4. Better Context With Parent-Child Retrieval
One method to improve the accuracy and quality of LLM responses involves sending more context to the model than the embedded text chunks alone provide. For example, consider legal or technical documents; they often have an outline-like structure and contain many headers and subheaders that organize the content into logical sections. Although the semantic search step of RAG retrieves the most relevant embedded “child” chunks for a user’s query, you can often get better responses by including the “parent” text to which those chunks belong as additional context in the underlying prompt.
What’s new: We’ve added the ability to assign a retrieval column whose text is passed as context to the LLM. This is useful for instances where you want to send more comprehensive context than just the excerpted chunk. This ensures responses are accurate and well-informed without exceeding context limits.
5. Shareable Knowledge Banks
Different teams often work with the same datasets and document collections, which leads to duplicated efforts and wasted resources if individual project teams build redundant knowledge banks for their RAG applications.
What’s new: Share and reuse knowledge banks across projects to ensure consistency and reduce storage and runtime costs. This feature is especially useful for enterprises with multiple RAG applications that pull from the same corpus of data.
What's Coming Next: New RAG Features on the Horizon
Our commitment to improving RAG processes doesn’t stop here. Let’s take a sneak peek at some upcoming exciting additions to your RAG toolkit:
Hybrid Search
Classical RAG uses a semantic search approach to retrieve the most relevant chunks for a query, but combining semantic search with keyword matching can be one way to improve the quality of retrieved source information. This is particularly true for domains with specialized jargon that the LLM might not have been exposed to during its training.
What’s coming: A hybrid search option available with Azure AI Search and ElasticSearch/OpenSearch vector stores that blends vector similarity with keyword matching, boosting retrieval precision.
Embed Recipe for Multimodal Documents
Many documents are more than just text; they often include complex tables, charts, and images packed with critical information. However, processing these diverse formats for RAG applications has traditionally required multiple tools, steps, and custom code.
What’s coming: With Dataiku’s embed documents recipe, you can seamlessly extract and embed information from text, tables, and images in a single step, leveraging vision-language models (VLMs) for image data and LLMs for text.
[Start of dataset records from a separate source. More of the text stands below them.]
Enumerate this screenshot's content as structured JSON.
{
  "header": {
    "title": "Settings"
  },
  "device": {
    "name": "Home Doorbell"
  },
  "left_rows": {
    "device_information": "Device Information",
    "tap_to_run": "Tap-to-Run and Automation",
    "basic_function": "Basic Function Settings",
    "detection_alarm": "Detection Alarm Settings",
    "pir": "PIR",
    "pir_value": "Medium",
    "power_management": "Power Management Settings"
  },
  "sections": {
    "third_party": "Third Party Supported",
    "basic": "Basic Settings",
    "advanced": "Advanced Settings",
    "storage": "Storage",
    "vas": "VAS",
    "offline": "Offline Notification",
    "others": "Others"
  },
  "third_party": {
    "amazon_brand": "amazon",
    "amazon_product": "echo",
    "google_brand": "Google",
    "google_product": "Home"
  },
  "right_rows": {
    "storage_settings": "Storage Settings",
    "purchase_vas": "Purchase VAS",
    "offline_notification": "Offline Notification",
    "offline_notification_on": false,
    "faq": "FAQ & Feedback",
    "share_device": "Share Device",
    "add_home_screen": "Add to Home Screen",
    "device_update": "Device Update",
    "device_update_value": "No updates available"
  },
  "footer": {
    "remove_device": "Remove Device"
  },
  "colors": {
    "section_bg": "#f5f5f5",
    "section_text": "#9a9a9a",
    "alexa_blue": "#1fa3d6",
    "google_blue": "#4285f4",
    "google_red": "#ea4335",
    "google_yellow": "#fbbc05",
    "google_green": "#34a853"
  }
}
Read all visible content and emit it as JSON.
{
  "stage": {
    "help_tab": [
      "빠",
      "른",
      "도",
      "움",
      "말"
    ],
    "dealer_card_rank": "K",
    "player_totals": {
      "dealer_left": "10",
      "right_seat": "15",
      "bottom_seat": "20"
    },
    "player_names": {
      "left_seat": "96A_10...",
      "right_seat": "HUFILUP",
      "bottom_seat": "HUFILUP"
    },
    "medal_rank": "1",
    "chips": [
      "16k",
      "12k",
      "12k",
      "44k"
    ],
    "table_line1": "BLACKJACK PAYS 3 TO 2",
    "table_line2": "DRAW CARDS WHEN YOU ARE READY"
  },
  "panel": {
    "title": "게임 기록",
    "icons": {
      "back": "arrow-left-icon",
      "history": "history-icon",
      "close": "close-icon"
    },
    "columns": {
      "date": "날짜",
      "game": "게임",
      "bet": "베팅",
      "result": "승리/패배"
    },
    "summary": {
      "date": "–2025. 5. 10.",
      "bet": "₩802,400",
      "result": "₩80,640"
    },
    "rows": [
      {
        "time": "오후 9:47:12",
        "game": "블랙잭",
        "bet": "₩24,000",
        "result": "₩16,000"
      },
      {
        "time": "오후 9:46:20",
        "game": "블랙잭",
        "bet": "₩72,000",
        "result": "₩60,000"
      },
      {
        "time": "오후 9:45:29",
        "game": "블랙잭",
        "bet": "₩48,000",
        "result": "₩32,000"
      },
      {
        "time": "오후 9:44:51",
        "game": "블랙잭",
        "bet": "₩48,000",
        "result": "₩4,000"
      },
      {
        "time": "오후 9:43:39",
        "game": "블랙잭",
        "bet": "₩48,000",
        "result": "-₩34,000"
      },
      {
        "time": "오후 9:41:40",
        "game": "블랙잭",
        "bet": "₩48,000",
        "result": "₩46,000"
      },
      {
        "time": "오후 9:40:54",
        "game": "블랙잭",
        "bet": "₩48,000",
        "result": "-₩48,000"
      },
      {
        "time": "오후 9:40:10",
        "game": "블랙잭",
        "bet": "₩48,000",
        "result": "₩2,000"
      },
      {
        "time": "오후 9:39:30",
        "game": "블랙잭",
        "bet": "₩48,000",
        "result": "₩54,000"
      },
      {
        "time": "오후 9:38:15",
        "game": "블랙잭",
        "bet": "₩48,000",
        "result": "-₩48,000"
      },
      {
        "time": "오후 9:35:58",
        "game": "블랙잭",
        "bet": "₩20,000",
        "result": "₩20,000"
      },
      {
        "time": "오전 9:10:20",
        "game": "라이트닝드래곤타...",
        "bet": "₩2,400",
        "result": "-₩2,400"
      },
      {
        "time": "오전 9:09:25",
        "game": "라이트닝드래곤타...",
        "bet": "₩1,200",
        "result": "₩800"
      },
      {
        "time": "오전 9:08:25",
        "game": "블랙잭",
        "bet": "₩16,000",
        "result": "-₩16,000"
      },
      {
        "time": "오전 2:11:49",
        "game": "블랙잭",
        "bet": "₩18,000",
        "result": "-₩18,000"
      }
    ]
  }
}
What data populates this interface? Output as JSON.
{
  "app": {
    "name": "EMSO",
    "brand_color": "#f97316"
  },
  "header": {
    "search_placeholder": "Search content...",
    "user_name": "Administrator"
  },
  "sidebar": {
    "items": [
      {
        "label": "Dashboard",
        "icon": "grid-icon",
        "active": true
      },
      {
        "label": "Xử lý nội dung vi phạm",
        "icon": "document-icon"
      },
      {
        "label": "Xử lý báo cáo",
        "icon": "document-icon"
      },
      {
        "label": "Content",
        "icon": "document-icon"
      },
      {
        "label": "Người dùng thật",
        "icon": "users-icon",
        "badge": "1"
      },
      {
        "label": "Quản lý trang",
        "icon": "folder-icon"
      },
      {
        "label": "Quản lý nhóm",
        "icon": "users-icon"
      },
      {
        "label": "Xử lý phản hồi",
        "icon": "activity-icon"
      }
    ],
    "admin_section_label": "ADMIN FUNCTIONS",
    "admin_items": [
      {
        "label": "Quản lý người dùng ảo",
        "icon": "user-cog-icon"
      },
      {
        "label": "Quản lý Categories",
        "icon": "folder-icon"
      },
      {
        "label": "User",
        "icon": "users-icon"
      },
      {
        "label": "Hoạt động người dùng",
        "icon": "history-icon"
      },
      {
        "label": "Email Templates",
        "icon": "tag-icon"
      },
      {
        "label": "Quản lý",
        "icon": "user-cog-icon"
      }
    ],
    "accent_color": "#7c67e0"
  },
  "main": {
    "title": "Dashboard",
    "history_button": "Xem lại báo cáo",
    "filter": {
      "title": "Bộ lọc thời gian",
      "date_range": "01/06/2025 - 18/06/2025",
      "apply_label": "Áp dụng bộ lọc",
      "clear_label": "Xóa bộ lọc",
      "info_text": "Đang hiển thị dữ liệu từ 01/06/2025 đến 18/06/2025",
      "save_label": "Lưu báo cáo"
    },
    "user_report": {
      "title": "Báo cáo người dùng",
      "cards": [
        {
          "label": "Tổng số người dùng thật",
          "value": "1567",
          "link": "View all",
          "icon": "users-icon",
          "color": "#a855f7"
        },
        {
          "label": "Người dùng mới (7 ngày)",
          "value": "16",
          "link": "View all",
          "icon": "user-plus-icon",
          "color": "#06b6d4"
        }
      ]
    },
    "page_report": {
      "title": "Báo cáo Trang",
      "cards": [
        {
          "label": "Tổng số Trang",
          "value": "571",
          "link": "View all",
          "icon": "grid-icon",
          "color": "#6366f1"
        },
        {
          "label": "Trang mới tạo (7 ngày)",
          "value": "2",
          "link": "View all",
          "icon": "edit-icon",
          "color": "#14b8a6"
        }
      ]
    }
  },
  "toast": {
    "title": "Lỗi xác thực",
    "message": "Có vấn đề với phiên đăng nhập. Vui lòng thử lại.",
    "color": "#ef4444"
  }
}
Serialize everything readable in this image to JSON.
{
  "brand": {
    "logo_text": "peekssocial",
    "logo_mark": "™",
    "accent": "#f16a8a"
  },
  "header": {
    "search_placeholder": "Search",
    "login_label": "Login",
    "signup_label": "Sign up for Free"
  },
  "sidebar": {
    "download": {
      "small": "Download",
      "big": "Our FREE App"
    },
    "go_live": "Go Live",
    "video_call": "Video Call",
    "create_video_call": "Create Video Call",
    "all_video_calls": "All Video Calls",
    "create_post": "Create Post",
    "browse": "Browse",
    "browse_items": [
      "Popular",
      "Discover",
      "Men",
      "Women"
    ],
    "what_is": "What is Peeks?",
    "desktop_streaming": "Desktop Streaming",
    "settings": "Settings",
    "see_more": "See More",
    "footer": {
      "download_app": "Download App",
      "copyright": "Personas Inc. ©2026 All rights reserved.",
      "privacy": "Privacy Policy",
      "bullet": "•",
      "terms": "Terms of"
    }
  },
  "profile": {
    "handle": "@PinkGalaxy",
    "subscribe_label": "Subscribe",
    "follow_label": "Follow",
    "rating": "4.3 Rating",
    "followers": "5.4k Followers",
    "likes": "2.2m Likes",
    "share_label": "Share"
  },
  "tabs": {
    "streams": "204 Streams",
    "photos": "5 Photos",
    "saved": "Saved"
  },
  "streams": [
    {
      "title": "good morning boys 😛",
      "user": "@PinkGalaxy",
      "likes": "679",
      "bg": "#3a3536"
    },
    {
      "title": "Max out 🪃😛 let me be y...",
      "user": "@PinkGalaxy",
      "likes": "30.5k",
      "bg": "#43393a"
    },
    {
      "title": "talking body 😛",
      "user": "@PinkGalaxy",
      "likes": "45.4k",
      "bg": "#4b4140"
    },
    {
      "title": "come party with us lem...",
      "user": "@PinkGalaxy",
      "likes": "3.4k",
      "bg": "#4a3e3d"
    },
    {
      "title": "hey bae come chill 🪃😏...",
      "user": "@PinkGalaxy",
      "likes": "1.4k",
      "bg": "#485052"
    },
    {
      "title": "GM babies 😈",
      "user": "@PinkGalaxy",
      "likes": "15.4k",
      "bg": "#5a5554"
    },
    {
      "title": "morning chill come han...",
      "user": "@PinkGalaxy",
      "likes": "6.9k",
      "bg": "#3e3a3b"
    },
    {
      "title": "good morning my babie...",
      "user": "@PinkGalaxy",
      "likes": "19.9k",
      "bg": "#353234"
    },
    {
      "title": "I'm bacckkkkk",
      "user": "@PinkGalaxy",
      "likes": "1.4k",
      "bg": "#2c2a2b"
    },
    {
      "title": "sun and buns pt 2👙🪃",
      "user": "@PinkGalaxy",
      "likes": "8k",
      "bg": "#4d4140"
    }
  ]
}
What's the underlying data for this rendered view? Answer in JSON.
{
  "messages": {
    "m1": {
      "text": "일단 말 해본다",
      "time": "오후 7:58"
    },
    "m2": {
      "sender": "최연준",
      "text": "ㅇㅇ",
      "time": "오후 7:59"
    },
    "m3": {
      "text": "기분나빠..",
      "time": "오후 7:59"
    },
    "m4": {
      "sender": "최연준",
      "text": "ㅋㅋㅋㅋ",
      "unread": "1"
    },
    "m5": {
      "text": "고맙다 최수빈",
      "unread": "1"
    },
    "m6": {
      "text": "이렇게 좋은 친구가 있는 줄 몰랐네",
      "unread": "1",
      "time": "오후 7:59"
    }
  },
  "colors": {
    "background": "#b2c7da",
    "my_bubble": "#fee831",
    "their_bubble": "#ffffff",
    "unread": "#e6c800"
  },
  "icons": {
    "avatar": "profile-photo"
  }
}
Choose the best processing method for your documents, ensure data such as tables aren’t split incorrectly, and generate retrieval-friendly image summaries — all without writing a single line of code. This streamlined approach improves retrieval accuracy and makes building multimodal RAG applications faster and easier than ever.
Why It Matters
RAG pipelines are quickly becoming the backbone of conversational applications, powering smarter, more accurate responses. With Dataiku’s latest enhancements, you can:
- Build and deliver RAG-based AI systems faster.
- Save on processing costs and time.
- Deliver more accurate and context-aware results.
Whether you’re new to RAG or scaling up advanced use cases, these tools make it easier to turn your organizational knowledge into a competitive advantage. Start exploring these features today and watch your conversational AI take off!